The case was brought by a group of 23 U.S. citizens on the basis of their constitutional rights, but might this ruling help non-citizen non-residents of the United States?
It might. The Due Process Clause protects persons, not citizens. Courts have held that due process rights extend to all persons within the United States, including non-citizens. For those not within the United States, some individuals with substantial connections to the United States may have some protection. In 2014, a district court found a due process violation in the case of Rahinah Ibrahim, a Malaysian professor and former Stanford doctoral student who had been barred from flying, and then denied a U.S. visa, on the basis of mistaken inclusion on the No Fly List.

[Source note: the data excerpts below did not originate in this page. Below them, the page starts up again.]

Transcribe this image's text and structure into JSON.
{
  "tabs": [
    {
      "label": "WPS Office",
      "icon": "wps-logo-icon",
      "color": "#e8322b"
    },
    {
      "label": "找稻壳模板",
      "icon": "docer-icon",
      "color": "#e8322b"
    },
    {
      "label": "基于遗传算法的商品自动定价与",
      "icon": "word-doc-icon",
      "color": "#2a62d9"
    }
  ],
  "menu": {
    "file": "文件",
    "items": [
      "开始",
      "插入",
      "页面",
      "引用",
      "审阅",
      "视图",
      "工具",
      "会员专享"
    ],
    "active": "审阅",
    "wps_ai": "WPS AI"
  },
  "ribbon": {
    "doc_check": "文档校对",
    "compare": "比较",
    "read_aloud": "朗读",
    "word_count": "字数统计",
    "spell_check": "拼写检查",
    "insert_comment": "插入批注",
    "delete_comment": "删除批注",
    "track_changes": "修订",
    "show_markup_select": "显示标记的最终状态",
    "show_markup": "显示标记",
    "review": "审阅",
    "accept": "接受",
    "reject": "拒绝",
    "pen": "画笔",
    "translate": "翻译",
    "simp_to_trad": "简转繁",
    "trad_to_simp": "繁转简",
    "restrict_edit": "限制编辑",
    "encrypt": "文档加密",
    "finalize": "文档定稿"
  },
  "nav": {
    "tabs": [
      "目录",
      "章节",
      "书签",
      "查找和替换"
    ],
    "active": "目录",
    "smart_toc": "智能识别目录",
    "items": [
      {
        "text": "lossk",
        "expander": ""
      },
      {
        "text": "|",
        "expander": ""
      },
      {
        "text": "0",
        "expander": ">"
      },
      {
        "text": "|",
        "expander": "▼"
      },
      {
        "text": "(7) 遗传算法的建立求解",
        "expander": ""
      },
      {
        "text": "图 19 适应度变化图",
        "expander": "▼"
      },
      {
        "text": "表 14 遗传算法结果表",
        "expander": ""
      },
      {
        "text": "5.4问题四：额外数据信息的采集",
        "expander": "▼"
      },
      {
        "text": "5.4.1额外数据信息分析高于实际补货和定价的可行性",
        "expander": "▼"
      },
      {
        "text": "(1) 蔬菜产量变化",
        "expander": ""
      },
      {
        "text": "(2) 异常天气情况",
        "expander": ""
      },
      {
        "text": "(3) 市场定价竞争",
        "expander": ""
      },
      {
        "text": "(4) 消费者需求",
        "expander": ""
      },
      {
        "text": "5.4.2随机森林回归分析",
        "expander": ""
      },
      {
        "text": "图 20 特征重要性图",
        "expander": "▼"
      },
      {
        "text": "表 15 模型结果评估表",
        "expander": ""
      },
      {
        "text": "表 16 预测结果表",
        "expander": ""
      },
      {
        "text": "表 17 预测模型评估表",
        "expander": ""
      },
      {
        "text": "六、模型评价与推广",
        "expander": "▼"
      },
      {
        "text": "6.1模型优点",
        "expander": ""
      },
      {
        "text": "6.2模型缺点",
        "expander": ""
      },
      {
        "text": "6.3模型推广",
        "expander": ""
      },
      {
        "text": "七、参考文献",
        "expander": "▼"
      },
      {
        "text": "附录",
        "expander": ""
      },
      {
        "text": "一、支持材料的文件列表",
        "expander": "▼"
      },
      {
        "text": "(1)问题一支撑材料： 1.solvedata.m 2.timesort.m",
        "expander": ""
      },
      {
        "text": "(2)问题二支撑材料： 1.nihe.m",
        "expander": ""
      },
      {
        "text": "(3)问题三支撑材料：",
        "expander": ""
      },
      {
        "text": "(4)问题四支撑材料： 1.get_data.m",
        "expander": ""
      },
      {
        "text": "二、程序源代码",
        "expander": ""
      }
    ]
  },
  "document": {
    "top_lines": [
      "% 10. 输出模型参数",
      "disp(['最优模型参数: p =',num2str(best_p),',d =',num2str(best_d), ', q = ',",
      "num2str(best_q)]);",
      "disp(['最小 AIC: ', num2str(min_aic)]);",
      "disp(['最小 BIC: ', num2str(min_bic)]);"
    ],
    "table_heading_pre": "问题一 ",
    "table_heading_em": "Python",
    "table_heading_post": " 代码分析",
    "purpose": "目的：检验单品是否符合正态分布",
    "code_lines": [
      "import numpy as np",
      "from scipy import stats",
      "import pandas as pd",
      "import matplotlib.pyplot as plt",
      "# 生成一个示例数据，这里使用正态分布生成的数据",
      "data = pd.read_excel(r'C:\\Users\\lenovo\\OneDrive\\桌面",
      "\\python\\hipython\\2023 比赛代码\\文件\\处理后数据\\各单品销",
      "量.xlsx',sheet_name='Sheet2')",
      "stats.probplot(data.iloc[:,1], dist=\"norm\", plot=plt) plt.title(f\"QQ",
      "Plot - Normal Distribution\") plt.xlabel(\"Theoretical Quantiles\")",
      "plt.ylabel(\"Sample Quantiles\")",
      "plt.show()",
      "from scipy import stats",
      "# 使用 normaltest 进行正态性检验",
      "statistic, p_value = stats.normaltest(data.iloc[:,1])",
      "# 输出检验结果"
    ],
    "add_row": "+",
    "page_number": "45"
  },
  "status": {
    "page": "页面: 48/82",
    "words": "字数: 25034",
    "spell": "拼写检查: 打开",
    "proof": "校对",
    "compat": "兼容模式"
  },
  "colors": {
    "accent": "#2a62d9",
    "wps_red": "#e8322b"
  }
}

What are the legal next steps? How do you expect this to develop?
The court has ordered the parties to submit additional briefing on remedies, but the government might seek an immediate appeal of this decision.
Shirin Sinnar’s scholarship focuses on the legal treatment of political violence, the procedural dimensions of civil rights litigation, and the role of institutions in protecting individual rights and democratic values in the national security context. Her recent work assesses the legal regime for domestic and international terrorism under U.S. law.
This Q&A was co-posted simultaneously with Just Security.